His Junior year was a whirlwind. To attend lectures on physical diagnosis, surgery, neurology, obstetrics, and gynecology in the morning, with hospital demonstrations in the afternoon; to supervise the making of media and the sterilization of glassware for Gottlieb; to instruct a new class in the use of microscope and filter and autoclave; to read a page now and then of scientific German or French; to see Madeline constantly; to get through it all he drove himself to hysterical hurrying, and in the dizziest of it he began his first original research—his first lyric, his first ascent of unexplored mountains.

He had immunized rabbits to typhoid, and he believed that if he mixed serum taken from these immune animals with typhoid germs, the germs would die. Unfortunately—he felt—the germs grew joyfully. He was troubled; he was sure that his technique had been clumsy; he performed his experiment over and over, working till midnight, waking at dawn to ponder on his notes. (Though in letters to Madeline his writing was an inconsistent scrawl, in his laboratory notes it was precise.) When he was quite sure that Nature was persisting in doing something she ought not to, he went guiltily to Gottlieb, protesting, "The darn' bugs ought to die in this immune serum, but they don't. There's something wrong with the theories."

"Young man, do you set yourself up against science?" grated Gottlieb, flapping the papers on his desk. "Do you feel competent, huh, to attack the dogmas of immunology?"

"I'm sorry, sir. I can't help what the dogma is. Here's my protocols. Honestly, I've gone over and over the stuff, and I get the same results, as you can see. I only know what. I observe."

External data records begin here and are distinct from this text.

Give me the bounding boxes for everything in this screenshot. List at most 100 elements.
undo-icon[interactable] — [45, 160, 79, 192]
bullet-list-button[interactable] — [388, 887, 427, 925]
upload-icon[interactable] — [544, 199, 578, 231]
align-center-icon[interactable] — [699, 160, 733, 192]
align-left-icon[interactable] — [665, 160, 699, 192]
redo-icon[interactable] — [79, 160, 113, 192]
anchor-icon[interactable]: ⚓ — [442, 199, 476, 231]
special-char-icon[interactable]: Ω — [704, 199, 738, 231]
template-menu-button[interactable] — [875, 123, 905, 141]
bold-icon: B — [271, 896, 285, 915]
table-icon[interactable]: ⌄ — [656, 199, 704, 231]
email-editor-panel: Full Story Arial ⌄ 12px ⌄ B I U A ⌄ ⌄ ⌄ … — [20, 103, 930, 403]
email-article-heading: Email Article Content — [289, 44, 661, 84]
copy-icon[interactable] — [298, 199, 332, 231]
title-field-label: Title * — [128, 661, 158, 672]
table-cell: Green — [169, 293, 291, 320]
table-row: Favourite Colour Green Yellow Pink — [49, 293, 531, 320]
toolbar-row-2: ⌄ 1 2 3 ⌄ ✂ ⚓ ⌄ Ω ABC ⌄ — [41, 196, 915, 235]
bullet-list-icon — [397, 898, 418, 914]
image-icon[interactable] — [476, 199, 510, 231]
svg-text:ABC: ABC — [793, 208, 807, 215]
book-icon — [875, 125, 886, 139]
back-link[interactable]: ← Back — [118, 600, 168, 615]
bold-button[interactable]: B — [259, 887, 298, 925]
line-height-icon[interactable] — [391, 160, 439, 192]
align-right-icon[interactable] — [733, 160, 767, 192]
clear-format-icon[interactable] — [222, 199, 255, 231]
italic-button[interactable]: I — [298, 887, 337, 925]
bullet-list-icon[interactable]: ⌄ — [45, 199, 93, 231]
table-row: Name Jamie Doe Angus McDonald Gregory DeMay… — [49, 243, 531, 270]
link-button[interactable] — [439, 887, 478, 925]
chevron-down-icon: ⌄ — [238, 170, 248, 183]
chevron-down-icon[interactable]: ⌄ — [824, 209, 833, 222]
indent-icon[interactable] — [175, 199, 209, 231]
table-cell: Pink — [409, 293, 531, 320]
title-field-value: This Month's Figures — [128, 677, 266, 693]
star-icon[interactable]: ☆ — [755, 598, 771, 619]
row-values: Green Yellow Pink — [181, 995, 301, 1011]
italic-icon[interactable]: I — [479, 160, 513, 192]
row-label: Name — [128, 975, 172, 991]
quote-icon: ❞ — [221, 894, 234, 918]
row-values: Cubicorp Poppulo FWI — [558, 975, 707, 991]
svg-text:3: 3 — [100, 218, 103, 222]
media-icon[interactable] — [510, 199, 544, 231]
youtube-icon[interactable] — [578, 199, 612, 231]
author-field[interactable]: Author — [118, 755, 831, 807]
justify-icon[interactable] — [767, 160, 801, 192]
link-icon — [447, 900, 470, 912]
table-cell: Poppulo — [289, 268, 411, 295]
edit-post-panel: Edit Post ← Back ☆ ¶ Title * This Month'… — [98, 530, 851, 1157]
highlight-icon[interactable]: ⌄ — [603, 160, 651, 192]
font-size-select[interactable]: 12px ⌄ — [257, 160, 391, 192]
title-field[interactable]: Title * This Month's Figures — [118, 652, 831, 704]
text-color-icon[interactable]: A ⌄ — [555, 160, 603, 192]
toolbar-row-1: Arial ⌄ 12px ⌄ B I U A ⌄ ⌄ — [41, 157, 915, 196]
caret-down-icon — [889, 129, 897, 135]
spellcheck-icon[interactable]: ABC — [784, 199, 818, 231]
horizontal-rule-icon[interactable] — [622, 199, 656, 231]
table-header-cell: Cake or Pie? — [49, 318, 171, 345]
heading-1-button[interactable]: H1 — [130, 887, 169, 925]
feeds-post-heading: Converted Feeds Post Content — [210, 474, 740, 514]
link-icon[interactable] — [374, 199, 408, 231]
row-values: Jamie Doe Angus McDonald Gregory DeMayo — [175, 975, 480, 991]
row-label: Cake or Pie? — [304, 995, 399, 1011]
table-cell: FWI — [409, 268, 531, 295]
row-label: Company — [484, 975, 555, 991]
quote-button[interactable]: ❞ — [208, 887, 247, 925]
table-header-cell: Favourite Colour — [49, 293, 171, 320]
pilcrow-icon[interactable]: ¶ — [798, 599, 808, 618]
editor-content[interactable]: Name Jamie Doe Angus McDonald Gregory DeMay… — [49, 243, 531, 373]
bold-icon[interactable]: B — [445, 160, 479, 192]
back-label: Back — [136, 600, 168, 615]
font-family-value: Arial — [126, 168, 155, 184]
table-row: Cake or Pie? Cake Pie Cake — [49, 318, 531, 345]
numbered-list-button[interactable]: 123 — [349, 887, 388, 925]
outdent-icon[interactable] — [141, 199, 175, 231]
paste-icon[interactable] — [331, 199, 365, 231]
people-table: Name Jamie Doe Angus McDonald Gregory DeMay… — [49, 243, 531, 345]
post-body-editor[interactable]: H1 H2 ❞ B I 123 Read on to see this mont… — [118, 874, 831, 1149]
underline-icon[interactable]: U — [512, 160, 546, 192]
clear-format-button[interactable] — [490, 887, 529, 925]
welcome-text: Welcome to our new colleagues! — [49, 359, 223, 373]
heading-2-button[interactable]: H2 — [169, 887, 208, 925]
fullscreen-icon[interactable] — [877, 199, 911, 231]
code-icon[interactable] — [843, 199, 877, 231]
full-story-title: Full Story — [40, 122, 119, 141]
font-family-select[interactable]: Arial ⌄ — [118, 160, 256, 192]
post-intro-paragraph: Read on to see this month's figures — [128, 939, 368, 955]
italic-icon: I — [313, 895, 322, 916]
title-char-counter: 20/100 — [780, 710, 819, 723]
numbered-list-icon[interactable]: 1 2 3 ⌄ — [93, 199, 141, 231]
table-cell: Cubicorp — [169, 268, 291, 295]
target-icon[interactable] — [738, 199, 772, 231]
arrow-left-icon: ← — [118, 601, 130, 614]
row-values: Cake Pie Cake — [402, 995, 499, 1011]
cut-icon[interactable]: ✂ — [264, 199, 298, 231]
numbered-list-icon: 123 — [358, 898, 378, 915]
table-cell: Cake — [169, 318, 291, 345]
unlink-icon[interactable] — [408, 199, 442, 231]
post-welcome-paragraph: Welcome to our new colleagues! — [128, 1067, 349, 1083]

Gottlieb beamed. "I give you, my boy, my episcopal blessings! That is the way! Observe what you observe, and if it does violence to all the nice correct views of science—out they go! I am very pleast, Martin. But now find out the Why, the underneath principle."

Ordinarily, Gottlieb called him "Arrowsmith" or "You" or "Uh." When he was furious he called him, or any other student, "Doctor." It was only in high moments that he honored him with "Martin," and the boy trotted off blissfully, to try to find (but never to succeed in finding) the Why that made everything so.